Egrifta (tesamorelin), a drug approved to reduce gut fat accumulation, also reduces cellular inflammation, according to a study published online April 21 in the journal AIDS. These data suggest that the drug might also help reduce the risk of cardiovascular disease in those who achieve significant gut fat loss.

Numerous studies have now confirmed that people are at significantly higher risk for cardiovascular disease (CVD) and diabetes when they accumulate fat primarily in the abdomen. This condition, called metabolic syndrome, is actually one of the strongest predictors of heart attacks as people get older. Fortunately, when people are able to reduce gut fat accumulation, their risk of CVD drops.

Metabolic syndrome is more than just gut fat accumulation, however. People with metabolic syndrome also usually have increases in markers associated with cellular inflammation. Such inflammation makes it difficult for the blood vessels to regulate blood pressure, placing additional strain on the heart. It also leads to the accumulation of plaques in the arteries, which can break free and lead to strokes.

Thus far, the drug Egrifta has been proved to reduce gut fat in people with HIV-related fat accumulation. What hasn’t been reported is whether Egrifta therapy also helps reduce inflammation.

To explore this question, Takara Stanley, MD, and her colleagues from the Program in Nutritional Metabolism at Harvard Medical School in Boston, tested stored blood samples from key studies that led to Egrifta’s approval by the U.S. Food and Drug Administration (FDA) in 2010. The primary inflammatory markers that Stanley and her team focused on were plasminogen activator inhibitor-1 (PAI-1) antigen and tissue plasminogen activator (tPA), both of which have been associated with cardiovascular disease in studies of HIV-negative people.

The analysis included 410 people: 273 who received Egrifta for at least 26 weeks and 137 who received a placebo. As has been reported before, treatment with Egrifta led to an average loss of gut fat of about 15 percent.

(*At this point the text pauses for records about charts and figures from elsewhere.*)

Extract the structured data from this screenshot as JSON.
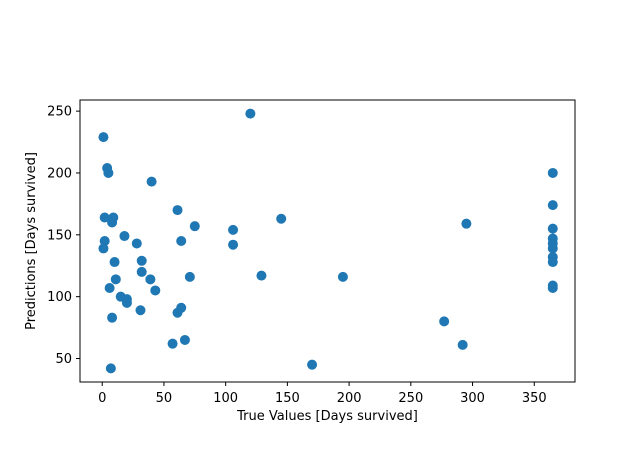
{
  "chart_data": {
    "type": "scatter",
    "xlabel": "True Values [Days survived]",
    "ylabel": "Predictions [Days survived]",
    "xlim": [
      -18,
      383
    ],
    "ylim": [
      31,
      259
    ],
    "xticks": [
      0,
      50,
      100,
      150,
      200,
      250,
      300,
      350
    ],
    "yticks": [
      50,
      100,
      150,
      200,
      250
    ],
    "color": "#1f77b4",
    "points": [
      {
        "x": 1,
        "y": 229
      },
      {
        "x": 4,
        "y": 204
      },
      {
        "x": 5,
        "y": 200
      },
      {
        "x": 2,
        "y": 164
      },
      {
        "x": 8,
        "y": 160
      },
      {
        "x": 9,
        "y": 164
      },
      {
        "x": 2,
        "y": 145
      },
      {
        "x": 1,
        "y": 139
      },
      {
        "x": 10,
        "y": 128
      },
      {
        "x": 11,
        "y": 114
      },
      {
        "x": 6,
        "y": 107
      },
      {
        "x": 15,
        "y": 100
      },
      {
        "x": 20,
        "y": 98
      },
      {
        "x": 20,
        "y": 95
      },
      {
        "x": 8,
        "y": 83
      },
      {
        "x": 7,
        "y": 42
      },
      {
        "x": 18,
        "y": 149
      },
      {
        "x": 28,
        "y": 143
      },
      {
        "x": 32,
        "y": 129
      },
      {
        "x": 32,
        "y": 120
      },
      {
        "x": 39,
        "y": 114
      },
      {
        "x": 43,
        "y": 105
      },
      {
        "x": 31,
        "y": 89
      },
      {
        "x": 40,
        "y": 193
      },
      {
        "x": 61,
        "y": 170
      },
      {
        "x": 64,
        "y": 145
      },
      {
        "x": 75,
        "y": 157
      },
      {
        "x": 71,
        "y": 116
      },
      {
        "x": 64,
        "y": 91
      },
      {
        "x": 61,
        "y": 87
      },
      {
        "x": 57,
        "y": 62
      },
      {
        "x": 67,
        "y": 65
      },
      {
        "x": 120,
        "y": 248
      },
      {
        "x": 106,
        "y": 154
      },
      {
        "x": 106,
        "y": 142
      },
      {
        "x": 129,
        "y": 117
      },
      {
        "x": 145,
        "y": 163
      },
      {
        "x": 170,
        "y": 45
      },
      {
        "x": 195,
        "y": 116
      },
      {
        "x": 277,
        "y": 80
      },
      {
        "x": 292,
        "y": 61
      },
      {
        "x": 295,
        "y": 159
      },
      {
        "x": 365,
        "y": 200
      },
      {
        "x": 365,
        "y": 174
      },
      {
        "x": 365,
        "y": 155
      },
      {
        "x": 365,
        "y": 147
      },
      {
        "x": 365,
        "y": 143
      },
      {
        "x": 365,
        "y": 139
      },
      {
        "x": 365,
        "y": 132
      },
      {
        "x": 365,
        "y": 128
      },
      {
        "x": 365,
        "y": 109
      },
      {
        "x": 365,
        "y": 107
      }
    ]
  }
}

Stanley and her colleagues found that when Egrifta led to gut fat reductions, it also led to reductions in PAI-1 and tPA. This held up even when the team controlled for factors such as age, gender and race. It also held up when the team controlled for a protein called insulin-like growth factor 1 (IGF-1), which can exert its own independent effect on inflammation.

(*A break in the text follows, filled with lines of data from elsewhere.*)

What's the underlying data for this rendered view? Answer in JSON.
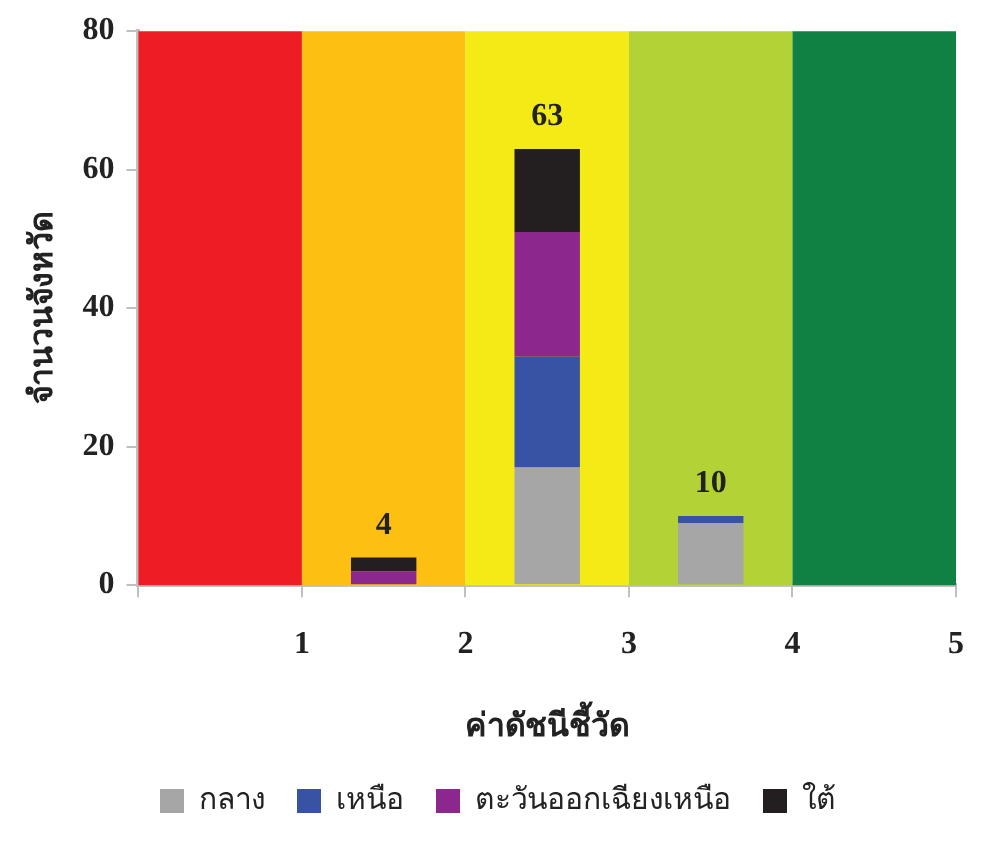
{
  "chart_data": {
    "type": "bar",
    "stacked": true,
    "xlabel": "ค่าดัชนีชี้วัด",
    "ylabel": "จำนวนจังหวัด",
    "x": [
      1.5,
      2.5,
      3.5
    ],
    "series": [
      {
        "name": "กลาง",
        "color": "#a6a6a6",
        "values": [
          0,
          17,
          9
        ]
      },
      {
        "name": "เหนือ",
        "color": "#3953a4",
        "values": [
          0,
          16,
          1
        ]
      },
      {
        "name": "ตะวันออกเฉียงเหนือ",
        "color": "#8b278d",
        "values": [
          2,
          18,
          0
        ]
      },
      {
        "name": "ใต้",
        "color": "#231f20",
        "values": [
          2,
          12,
          0
        ]
      }
    ],
    "totals": [
      "4",
      "63",
      "10"
    ],
    "xlim": [
      0,
      5
    ],
    "xticks": [
      {
        "value": 0,
        "label": null
      },
      1,
      2,
      3,
      4,
      5
    ],
    "ylim": [
      0,
      80
    ],
    "yticks": [
      0,
      20,
      40,
      60,
      80
    ],
    "bands": [
      {
        "axis": "x",
        "from": 0,
        "to": 1,
        "color": "#ee1c25"
      },
      {
        "axis": "x",
        "from": 1,
        "to": 2,
        "color": "#fdbf12"
      },
      {
        "axis": "x",
        "from": 2,
        "to": 3,
        "color": "#f4ea16"
      },
      {
        "axis": "x",
        "from": 3,
        "to": 4,
        "color": "#b2d235"
      },
      {
        "axis": "x",
        "from": 4,
        "to": 5,
        "color": "#108043"
      }
    ],
    "grid": false,
    "legend": "bottom"
  }
}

Though longer term and larger studies will be needed to assess Egrifta’s potential effect on the risk of cardiovascular disease, the authors point out that the results from their study are a hopeful sign.

They conclude: “These data also have potential clinical implications and suggest that use of tesamorelin in patients with HIV and excess abdominal fat accumulation may result in an overall improvement in critical inflammatory and fibrinolytic markers, which may improve overall cardiovascular risk.”